For starters, you don't know how I will translate it.
rinocerontewe use exactly "сдерживаемое":
You use, not we. I would never utter such a thing in Russian. I think this participle should be translated as additional sentence called "определительное придаточное предложение".
____
Here two examples

Stones thrown into the water go to the bottom.
Stones thrown by the boy reached the opposite bank.

How would you translate these?
Apart everything the only thing I can't agree at all upon is the word "сдерживаемое". That's all.
Fandorin
rinoceronte
FandorinWell, that is all well known.
!?!?!?! What's well-known? That Past Participle is not Past Participle, but Passive Participle? Who is it well-known by?
It is just you who is trying to invent some terms, not me. If it helps you understand English better- it is your choice. Gobbledygook is not my cup of tea
I don't understand what you are saying. I never suggested anything to be your cup of tea. Save my time, if you would.
FandorinRead the theory
Please, find somebody else to talk to in imperative mood.
FandorinI don't like this adjective it doesn't sound and I will stick to my guns anyway.
Russian grammar is strict. Every verb can have four verbal adjective forms: действительное причастие настоящего времени (сдерживающий), действительное причастие прошедшего времени (сжерживавший), страдательное причастие настоящего времени (сдерживаемый), страдательное причастие прошедшего времени (сдержанный). All that with not a slighest regard whether it "sounds" for you or not.
FandorinI don't like this adjective it doesn't sound and I will stick to my guns anyway.
FandorinHere two examples.
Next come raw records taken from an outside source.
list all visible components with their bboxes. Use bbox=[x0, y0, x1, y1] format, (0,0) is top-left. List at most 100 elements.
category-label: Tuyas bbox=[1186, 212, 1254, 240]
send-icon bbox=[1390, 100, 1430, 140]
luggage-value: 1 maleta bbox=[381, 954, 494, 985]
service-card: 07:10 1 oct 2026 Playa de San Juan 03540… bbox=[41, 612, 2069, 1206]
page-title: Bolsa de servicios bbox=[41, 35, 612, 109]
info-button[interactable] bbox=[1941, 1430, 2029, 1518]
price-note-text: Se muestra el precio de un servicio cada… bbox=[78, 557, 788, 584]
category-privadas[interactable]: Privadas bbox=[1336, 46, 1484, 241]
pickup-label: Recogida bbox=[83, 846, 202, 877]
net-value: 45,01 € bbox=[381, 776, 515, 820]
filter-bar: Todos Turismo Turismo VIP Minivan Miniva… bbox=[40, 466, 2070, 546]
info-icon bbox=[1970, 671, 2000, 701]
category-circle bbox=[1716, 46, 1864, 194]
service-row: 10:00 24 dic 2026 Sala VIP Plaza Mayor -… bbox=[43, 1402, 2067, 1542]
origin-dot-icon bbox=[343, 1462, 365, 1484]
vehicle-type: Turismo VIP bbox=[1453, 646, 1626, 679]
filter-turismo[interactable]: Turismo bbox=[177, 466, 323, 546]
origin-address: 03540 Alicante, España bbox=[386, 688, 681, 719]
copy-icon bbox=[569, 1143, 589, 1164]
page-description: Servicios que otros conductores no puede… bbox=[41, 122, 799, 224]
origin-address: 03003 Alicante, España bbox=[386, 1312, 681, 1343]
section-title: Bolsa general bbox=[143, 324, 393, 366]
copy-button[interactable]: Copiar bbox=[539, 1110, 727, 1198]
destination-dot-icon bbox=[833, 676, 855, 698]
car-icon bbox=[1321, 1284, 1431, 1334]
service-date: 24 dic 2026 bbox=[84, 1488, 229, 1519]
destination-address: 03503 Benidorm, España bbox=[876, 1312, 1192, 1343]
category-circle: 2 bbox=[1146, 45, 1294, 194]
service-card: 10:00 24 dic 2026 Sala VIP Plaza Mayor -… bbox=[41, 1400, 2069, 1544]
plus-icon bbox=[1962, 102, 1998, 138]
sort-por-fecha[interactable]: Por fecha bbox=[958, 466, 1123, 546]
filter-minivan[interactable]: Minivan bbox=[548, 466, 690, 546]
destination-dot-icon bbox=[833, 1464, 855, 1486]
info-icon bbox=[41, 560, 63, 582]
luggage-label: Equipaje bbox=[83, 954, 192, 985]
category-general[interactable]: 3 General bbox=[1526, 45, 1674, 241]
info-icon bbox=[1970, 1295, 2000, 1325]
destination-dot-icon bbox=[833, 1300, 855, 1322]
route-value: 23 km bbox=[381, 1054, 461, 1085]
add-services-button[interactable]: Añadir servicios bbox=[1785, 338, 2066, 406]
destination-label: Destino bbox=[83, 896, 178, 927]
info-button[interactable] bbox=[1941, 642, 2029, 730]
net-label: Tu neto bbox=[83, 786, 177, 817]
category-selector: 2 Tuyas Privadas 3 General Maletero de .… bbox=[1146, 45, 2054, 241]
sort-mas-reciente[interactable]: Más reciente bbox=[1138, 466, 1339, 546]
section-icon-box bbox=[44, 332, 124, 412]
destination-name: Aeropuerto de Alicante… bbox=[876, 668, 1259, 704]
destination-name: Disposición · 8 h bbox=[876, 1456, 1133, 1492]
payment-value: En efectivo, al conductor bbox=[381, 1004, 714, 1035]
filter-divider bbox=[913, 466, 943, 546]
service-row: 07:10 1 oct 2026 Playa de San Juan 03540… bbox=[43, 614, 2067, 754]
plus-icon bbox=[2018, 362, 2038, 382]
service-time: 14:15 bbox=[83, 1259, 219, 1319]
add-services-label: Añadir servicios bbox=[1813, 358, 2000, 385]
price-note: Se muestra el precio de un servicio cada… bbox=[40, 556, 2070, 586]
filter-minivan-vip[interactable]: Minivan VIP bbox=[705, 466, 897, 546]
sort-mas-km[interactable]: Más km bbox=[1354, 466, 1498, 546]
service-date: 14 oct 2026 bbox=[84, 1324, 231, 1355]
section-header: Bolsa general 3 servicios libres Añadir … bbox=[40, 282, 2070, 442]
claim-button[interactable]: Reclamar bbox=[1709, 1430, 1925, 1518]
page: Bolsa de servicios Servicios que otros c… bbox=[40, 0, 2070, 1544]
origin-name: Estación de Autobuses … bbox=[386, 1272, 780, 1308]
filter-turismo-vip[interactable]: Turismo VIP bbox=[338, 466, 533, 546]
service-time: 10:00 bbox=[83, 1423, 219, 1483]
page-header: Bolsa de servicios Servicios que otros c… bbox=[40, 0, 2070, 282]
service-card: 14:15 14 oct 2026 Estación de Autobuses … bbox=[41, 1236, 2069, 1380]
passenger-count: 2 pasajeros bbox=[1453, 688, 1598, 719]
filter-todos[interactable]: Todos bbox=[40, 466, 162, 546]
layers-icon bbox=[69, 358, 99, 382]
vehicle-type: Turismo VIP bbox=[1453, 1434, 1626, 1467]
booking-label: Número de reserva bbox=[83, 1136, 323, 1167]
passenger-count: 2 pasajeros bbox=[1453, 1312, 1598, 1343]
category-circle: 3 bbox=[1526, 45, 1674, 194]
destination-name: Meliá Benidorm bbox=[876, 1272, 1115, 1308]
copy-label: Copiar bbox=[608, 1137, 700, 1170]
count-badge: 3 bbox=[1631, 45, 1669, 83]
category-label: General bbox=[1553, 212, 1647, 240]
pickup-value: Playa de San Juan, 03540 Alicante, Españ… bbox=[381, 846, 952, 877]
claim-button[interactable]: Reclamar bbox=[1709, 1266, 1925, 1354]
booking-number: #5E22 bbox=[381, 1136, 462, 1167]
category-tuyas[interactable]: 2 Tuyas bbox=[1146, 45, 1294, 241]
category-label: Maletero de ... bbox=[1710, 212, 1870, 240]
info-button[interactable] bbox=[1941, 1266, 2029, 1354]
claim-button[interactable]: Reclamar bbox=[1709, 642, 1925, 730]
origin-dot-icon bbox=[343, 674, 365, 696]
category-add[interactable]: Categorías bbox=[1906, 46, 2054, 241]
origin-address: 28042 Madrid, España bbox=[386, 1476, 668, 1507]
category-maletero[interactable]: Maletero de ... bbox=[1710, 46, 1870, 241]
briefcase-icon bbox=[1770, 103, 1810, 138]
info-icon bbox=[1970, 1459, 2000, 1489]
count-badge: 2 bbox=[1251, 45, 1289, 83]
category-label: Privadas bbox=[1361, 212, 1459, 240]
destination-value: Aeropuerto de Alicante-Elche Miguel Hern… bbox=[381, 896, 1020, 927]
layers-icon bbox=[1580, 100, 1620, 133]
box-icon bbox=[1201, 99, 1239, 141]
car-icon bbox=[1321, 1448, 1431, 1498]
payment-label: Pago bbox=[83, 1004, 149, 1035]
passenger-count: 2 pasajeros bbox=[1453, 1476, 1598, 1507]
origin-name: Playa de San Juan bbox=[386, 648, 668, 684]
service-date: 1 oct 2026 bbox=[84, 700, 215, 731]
Stones thrown into the water go to the bottom.Stones thrown by the boy reached the opposite bank.How would you translate these?
The first one either "Камни, брошенные в воду, идут на дно", or "Камни, бросаемые в воду, идут на дно". The second one either: "Камни, брошенные мальчиком, достигли другого берега", or "Камни, бросаемые мальчиком, достигали другого берега".

Now do me a favor, please, aim your curiosity at any other of huge variety of threads on this forum. Thank you cordially in advance.